Feline Epilepsy is as common in the animal as epilepsy is in humans, and may have the same symptoms and causes. It can be a frightening experience to see your beloved cat acting strangely or thrashing about on the floor, but understanding the condition can help, and your pet healthcare provider can possibly alleviate the symptoms. There are no definitive answers as to why cats acquire epilepsy, but there are conditions that the animal may have that can trigger such an epileptic fit.
Here is a list of common medical issues that may contribute to feline epilepsy:
•Cat Fever, hyperthermia, or fever caused by infection
• Poisoning from toxins such as antifreeze or lead
• Cat Diabetes or possible tumor on the pancreas
• Anemia or blood disorders contributing to lack of oxygen to the brain
• Cat Allergies and allergic reactions to medication, or the medications themselves
• Congenital defects or even a diagnosis of primary epilepsy
Types of Seizures
There are different classifications of seizure in cats, and each type can be caused by a certain condition. A partial seizure can be the result of lesions on the brain, in which only part of the body’s musculature is affected. One half of the animal may twitch, or become useless, during the activity. This type of seizure is unsettling to witness, especially when the pet was fine for years. Strange behavior such as eyes wandering or legs not working on one side of the body is evident of this kind of paroxysm.
Grand Mal vs. Petit Mal
A whole body experience is more common in general seizure activity, such as grand mal or petit mal convulsions. In grand mal, the animal may wander around aimlessly at first, eyes not focusing and making strange noises. Sudden onset can follow, with the whole body falling over and limbs beginning to twitch or paddle. In petit mal, the cat may stop whatever it was doing and lower its head, eyes looking strange and distant, followed by the cat collapsing in unconsciousness. Petit mal normally has no spasms, but the animal may stay asleep for several hours.

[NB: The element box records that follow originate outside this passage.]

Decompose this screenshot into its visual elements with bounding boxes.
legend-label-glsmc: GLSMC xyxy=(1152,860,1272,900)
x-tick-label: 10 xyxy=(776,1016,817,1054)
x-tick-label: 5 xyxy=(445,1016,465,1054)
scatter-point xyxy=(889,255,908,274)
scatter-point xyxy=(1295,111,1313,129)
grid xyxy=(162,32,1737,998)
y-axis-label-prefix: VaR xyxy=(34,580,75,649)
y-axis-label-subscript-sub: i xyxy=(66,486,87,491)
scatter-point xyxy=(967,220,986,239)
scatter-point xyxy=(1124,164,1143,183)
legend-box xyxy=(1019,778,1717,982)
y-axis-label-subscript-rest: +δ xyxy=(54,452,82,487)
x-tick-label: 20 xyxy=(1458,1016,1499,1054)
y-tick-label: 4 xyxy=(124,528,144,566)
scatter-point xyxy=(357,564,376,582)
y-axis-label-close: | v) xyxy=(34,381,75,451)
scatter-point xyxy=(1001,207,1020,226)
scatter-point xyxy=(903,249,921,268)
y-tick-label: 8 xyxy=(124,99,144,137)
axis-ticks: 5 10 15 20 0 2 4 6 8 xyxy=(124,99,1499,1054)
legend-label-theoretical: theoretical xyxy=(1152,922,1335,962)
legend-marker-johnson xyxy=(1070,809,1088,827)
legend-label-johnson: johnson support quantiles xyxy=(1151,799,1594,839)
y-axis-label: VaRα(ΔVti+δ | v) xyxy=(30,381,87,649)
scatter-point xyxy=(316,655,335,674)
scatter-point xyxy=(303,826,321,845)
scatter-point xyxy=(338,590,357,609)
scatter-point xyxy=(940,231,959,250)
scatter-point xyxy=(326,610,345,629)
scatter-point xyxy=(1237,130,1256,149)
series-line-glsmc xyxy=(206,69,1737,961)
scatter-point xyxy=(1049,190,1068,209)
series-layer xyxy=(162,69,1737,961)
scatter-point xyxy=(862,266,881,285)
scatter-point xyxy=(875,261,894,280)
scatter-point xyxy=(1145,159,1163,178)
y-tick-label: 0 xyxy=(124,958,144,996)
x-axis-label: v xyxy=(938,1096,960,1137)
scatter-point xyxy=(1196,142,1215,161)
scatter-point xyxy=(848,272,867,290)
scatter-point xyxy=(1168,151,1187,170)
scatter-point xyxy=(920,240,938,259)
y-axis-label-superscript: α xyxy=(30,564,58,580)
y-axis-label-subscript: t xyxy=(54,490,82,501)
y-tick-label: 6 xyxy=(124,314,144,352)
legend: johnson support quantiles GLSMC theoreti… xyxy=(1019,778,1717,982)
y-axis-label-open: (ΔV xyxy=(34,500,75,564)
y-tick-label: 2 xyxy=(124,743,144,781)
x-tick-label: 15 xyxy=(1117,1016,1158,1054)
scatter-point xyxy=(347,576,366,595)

During a grand mal epileptic convulsion, there is not much you can do to stop it. It can be rather frightening to see your pet paddling its legs and spitting while lying on its side. The eyes might be tightly shut or open and rolling, but be assured, the animal is not really conscious during the seizure, so it feels no pain or discomfort.
First Aid and Treatment
For first aid during the convulsions, NEVER put anything in your cat’s mouth. Cats will not “swallow” their tongue, and you may just end up with a nasty bite. Make sure your cat is comfortable, putting a towel or other soft item under its head to prevent bumping. If the fit goes on for more than thirty minutes, you should call your pet healthcare provider and see about bringing your cat into the emergency room.
Epilepsy in felines is indeed an unsettling condition to witness, but it does not have to mean your pet is “damaged” or unfit for love. The convulsions may have been the result of the conditions touched on above, and may only be temporary. Proper diagnoses and even medications may help alleviate further symptoms and attacks. Talking with your veterinarian can help shed light upon your beloved cat’s condition, and help relieve you of worry.